Op 18 april 2018 hebben verbalisanten [verbalisant 1] en [verbalisant 2] verdachte aangehouden voor het overtreden van de schorsingsvoorwaarden. Zij horen verdachte zeggen: “Dat als hij nu een vuurwapen zou krijgen of kopen hij zijn ex-partner daar wat mee aan zal doen”.
Op 21 april 2018 is deze bedreiging aan [slachtoffer] medegedeeld. Zij voelt zich ernstig bedreigd door verdachte en is bang dat hij zijn dreigementen waar zal maken op moment dat hij op vrije voeten komt.
Verdachte heeft ter zitting verklaard dat hij deze bewoordingen wel gebruikt zou kunnen hebben, maar dat hij bedoelde te zeggen dat als hij een vuurwapen had hij allang iets gedaan zou hebben. De raadsman heeft bepleit dat die bedoelde bewoordingen geen bedreiging vormen in de zin van artikel 285 Sr.
Gelet op het vorenstaande is de rechtbank van oordeel dat verdachte de bewoordingen heeft geuit: “Dat als hij nu een vuurwapen zou krijgen of kopen hij zijn ex-partner daar wat mee zal aan doen”. De rechtbank is van oordeel dat deze bewoordingen een bedreiging met enig misdrijf tegen het leven gericht opleveren in de zin van artikel 285 Sr. De rechtbank acht op grond van het vorenstaande wettig en overtuigend bewezen dat verdachte het tenlastegelegde heeft begaan.

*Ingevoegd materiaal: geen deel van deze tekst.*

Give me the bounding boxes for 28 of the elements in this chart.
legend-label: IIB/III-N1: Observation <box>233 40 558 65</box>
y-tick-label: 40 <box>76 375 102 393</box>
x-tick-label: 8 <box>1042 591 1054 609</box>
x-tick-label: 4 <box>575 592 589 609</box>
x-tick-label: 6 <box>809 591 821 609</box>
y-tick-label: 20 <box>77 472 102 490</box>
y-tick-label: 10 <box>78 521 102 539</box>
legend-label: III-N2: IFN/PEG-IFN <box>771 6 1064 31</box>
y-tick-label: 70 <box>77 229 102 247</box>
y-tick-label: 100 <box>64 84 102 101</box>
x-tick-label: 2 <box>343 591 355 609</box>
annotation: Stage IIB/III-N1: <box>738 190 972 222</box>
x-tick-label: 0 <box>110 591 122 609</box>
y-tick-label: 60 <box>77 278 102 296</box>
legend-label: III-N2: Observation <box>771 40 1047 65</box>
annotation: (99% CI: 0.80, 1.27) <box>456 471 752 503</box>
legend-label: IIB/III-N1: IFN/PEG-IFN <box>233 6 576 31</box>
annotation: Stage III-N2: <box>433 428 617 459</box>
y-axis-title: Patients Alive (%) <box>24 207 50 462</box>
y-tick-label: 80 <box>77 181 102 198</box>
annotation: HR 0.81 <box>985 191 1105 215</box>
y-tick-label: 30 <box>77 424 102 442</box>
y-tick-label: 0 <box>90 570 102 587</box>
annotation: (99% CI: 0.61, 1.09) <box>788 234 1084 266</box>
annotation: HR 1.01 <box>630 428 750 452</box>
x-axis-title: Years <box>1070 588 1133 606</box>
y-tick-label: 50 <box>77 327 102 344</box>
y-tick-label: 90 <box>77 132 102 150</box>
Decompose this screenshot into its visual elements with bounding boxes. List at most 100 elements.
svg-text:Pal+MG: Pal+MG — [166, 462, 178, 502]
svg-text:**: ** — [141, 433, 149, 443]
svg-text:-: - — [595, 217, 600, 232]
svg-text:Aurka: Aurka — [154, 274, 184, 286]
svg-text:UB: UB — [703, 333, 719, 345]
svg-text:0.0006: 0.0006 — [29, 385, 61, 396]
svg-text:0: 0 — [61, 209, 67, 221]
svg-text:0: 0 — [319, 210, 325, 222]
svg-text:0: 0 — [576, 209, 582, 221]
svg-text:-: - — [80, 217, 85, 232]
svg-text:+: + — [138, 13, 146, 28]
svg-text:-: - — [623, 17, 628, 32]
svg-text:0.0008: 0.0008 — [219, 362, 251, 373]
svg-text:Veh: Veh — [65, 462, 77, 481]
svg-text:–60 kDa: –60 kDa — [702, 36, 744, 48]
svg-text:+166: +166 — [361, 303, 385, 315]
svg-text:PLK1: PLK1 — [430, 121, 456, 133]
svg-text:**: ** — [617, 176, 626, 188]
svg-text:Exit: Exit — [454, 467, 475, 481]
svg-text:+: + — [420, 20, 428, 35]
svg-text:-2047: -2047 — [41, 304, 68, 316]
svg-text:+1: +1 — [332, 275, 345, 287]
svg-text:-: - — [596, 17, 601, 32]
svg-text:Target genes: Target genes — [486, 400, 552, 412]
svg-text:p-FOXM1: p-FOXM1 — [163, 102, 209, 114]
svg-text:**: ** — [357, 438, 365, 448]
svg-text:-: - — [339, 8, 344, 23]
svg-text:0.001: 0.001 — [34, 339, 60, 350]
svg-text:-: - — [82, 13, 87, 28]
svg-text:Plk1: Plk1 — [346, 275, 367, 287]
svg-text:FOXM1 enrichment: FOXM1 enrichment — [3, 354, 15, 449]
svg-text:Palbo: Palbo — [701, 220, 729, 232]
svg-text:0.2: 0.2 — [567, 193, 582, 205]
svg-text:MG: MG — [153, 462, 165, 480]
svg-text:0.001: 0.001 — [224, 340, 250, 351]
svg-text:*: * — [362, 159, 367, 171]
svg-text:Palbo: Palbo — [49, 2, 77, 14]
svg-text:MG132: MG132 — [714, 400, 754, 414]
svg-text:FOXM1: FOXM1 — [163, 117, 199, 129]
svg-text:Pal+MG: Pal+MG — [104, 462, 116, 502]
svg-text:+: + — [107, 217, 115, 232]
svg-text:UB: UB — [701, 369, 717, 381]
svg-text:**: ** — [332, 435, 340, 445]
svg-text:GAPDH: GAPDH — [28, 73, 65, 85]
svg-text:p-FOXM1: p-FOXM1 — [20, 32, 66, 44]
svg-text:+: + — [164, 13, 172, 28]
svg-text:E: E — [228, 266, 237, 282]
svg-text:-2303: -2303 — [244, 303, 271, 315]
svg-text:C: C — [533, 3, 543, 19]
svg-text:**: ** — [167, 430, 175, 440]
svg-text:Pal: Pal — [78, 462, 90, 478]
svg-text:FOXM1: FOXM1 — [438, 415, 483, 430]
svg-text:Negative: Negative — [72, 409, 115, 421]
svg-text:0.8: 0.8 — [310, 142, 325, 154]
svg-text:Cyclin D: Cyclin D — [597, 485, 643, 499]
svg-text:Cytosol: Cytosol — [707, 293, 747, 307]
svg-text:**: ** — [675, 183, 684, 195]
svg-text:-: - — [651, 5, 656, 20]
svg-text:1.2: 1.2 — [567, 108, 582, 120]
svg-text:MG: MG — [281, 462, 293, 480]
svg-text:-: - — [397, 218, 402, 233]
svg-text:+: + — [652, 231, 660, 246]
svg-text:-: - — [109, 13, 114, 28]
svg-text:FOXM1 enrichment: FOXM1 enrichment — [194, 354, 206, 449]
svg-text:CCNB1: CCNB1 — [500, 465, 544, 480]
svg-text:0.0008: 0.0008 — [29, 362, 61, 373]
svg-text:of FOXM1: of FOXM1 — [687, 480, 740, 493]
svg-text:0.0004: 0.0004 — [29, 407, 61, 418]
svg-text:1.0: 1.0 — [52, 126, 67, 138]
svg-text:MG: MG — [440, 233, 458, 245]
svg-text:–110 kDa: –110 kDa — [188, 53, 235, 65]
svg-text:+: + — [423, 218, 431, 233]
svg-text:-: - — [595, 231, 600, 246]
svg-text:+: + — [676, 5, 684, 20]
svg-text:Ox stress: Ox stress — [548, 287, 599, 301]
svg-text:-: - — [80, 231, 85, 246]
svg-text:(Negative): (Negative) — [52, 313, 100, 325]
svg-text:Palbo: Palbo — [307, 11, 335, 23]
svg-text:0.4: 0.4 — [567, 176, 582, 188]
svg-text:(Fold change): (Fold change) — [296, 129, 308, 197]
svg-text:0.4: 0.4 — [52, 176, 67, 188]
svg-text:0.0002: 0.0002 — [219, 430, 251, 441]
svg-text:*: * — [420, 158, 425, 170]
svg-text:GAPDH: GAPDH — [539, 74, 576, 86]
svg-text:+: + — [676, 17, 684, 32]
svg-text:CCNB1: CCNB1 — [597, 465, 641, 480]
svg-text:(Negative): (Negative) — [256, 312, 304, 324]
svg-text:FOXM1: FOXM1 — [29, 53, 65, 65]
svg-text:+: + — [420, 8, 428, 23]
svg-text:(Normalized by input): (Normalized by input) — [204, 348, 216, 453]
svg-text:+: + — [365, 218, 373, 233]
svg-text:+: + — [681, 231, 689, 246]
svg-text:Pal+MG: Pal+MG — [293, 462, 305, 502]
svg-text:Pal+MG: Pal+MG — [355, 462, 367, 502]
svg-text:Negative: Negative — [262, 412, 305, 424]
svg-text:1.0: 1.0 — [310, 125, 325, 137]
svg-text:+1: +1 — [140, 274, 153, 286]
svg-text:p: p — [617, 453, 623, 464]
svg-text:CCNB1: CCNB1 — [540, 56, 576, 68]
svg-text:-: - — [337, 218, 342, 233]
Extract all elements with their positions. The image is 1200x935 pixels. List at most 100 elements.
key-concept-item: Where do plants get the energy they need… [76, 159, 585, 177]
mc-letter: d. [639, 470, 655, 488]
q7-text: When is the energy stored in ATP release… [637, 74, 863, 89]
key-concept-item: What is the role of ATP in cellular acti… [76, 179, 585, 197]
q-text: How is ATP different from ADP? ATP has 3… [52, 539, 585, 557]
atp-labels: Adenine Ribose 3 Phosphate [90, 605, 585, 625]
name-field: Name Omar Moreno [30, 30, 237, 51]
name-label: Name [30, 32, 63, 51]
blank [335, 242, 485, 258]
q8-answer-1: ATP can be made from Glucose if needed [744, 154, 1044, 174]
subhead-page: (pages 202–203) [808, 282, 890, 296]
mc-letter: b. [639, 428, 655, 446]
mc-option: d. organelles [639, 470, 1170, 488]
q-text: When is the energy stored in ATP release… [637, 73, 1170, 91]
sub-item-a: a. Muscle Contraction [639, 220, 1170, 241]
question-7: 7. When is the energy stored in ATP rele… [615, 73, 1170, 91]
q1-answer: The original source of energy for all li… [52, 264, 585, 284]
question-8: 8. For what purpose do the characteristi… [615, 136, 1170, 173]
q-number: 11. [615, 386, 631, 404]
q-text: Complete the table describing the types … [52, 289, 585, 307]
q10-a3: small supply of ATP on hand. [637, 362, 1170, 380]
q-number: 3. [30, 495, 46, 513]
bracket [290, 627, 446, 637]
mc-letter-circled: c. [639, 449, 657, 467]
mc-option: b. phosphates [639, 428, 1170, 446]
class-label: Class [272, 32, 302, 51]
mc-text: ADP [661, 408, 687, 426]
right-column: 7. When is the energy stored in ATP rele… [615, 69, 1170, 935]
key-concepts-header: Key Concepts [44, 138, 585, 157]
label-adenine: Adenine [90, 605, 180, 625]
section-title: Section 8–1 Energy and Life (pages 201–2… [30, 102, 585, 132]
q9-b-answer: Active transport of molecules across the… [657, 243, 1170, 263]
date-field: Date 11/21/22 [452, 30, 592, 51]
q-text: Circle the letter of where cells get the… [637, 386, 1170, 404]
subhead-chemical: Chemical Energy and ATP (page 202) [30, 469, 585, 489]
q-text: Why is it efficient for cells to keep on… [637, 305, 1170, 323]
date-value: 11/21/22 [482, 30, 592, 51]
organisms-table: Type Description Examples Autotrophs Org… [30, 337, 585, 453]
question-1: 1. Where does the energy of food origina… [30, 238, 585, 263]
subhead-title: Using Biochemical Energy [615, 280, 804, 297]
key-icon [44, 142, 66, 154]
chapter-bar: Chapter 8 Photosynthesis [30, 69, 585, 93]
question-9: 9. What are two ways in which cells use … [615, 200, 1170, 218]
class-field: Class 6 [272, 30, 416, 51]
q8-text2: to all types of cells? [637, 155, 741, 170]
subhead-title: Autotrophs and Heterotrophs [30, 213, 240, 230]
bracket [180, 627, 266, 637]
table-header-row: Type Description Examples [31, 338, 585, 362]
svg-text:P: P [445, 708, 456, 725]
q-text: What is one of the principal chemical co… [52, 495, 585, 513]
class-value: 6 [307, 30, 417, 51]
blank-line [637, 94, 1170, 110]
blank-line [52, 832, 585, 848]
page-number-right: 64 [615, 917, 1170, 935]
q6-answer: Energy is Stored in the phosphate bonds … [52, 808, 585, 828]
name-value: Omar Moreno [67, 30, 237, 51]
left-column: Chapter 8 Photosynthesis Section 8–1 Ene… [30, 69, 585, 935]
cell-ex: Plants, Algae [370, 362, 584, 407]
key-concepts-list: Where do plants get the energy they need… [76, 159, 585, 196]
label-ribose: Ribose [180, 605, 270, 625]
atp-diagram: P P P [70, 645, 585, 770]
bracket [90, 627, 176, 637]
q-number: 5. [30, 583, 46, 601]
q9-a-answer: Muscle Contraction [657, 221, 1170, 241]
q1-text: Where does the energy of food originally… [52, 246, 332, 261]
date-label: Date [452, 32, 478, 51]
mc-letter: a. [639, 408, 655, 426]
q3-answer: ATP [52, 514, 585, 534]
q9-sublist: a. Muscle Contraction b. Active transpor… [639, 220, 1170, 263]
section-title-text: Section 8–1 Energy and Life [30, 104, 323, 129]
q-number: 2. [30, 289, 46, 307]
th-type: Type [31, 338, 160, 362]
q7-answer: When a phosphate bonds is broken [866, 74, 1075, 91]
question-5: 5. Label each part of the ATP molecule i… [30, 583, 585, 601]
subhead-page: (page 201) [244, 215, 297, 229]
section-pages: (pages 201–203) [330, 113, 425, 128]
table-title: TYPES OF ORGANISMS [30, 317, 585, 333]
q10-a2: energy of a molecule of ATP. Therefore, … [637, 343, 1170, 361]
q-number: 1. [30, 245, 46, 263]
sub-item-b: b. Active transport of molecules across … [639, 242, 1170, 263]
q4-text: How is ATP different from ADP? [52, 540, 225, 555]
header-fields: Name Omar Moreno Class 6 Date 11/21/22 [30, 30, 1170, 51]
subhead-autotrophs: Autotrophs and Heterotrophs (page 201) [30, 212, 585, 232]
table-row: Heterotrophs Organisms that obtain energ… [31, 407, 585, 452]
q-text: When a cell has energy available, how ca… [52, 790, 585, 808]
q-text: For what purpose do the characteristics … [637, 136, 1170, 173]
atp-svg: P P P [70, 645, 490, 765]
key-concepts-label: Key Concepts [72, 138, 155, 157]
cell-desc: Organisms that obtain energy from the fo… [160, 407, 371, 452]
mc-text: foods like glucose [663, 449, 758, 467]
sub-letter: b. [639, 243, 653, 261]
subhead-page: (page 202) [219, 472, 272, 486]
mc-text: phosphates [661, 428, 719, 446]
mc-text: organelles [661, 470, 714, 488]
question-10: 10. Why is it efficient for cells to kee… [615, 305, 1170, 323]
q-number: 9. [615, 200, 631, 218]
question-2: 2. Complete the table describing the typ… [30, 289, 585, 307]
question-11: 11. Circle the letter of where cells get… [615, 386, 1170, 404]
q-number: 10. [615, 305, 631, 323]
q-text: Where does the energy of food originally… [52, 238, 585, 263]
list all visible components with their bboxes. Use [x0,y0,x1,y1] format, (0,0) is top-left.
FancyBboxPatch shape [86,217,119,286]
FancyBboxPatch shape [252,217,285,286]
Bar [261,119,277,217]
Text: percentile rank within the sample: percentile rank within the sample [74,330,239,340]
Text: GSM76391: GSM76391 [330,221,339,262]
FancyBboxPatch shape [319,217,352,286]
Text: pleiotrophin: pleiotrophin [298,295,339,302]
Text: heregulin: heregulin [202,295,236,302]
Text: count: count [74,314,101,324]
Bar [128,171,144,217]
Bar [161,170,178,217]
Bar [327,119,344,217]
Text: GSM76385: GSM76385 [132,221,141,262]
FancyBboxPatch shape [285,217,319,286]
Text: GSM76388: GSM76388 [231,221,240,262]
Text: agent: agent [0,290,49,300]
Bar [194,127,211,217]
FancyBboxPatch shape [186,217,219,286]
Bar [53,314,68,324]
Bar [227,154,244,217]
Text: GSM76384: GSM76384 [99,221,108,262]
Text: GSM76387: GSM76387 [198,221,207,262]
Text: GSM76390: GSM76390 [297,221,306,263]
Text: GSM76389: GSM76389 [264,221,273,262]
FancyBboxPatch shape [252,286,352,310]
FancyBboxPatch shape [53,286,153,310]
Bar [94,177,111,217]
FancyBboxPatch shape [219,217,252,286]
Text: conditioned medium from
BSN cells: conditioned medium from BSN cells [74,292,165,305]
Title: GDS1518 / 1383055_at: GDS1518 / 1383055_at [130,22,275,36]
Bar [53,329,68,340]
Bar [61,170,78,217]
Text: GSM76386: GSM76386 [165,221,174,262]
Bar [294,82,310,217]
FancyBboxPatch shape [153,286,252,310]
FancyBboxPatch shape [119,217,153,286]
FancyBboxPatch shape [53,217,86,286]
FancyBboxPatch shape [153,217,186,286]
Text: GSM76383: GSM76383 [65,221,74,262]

De rechtbank komt tot bewezenverklaring van het onder 3 tenlastegelegde feit op grond van de volgende bewijsmiddelen, waarbij de rechtbank - nu verdachte dit feit heeft bekend en door of namens hem geen vrijspraak is bepleit - conform artikel 359, derde lid, laatste volzin van het Wetboek van Strafvordering (Sv), zal volstaan met een opsomming van de bewijsmiddelen.
het proces-verbaal van de terechtzitting van 2 augustus 2018, voor zover inhoudende de bekennende verklaring van de verdachte als bedoeld in art. 359, derde lid, laatste volzin, Sv;
het proces-verbaal van bevindingen van verbalisant [verbalisant 3] van 18 april 2018, pagina 30.
Parketnummer 08/730527-17
De rechtbank komt tot bewezenverklaring van het tenlastegelegde feit op grond van de volgende bewijsmiddelen, waarbij de rechtbank - nu verdachte dit feit heeft bekend en door of namens hem geen vrijspraak is bepleit - conform artikel 359, derde lid, laatste volzin Sv, zal volstaan met een opsomming van de bewijsmiddelen.
het proces-verbaal van de terechtzitting van 2 augustus 2018, voor zover inhoudende de bekennende verklaring van de verdachte als bedoeld in art. 359, derde lid, laatste volzin, Sv;
het proces-verbaal van verhoor getuige [getuige 2] van 4 september 2017, pagina 2.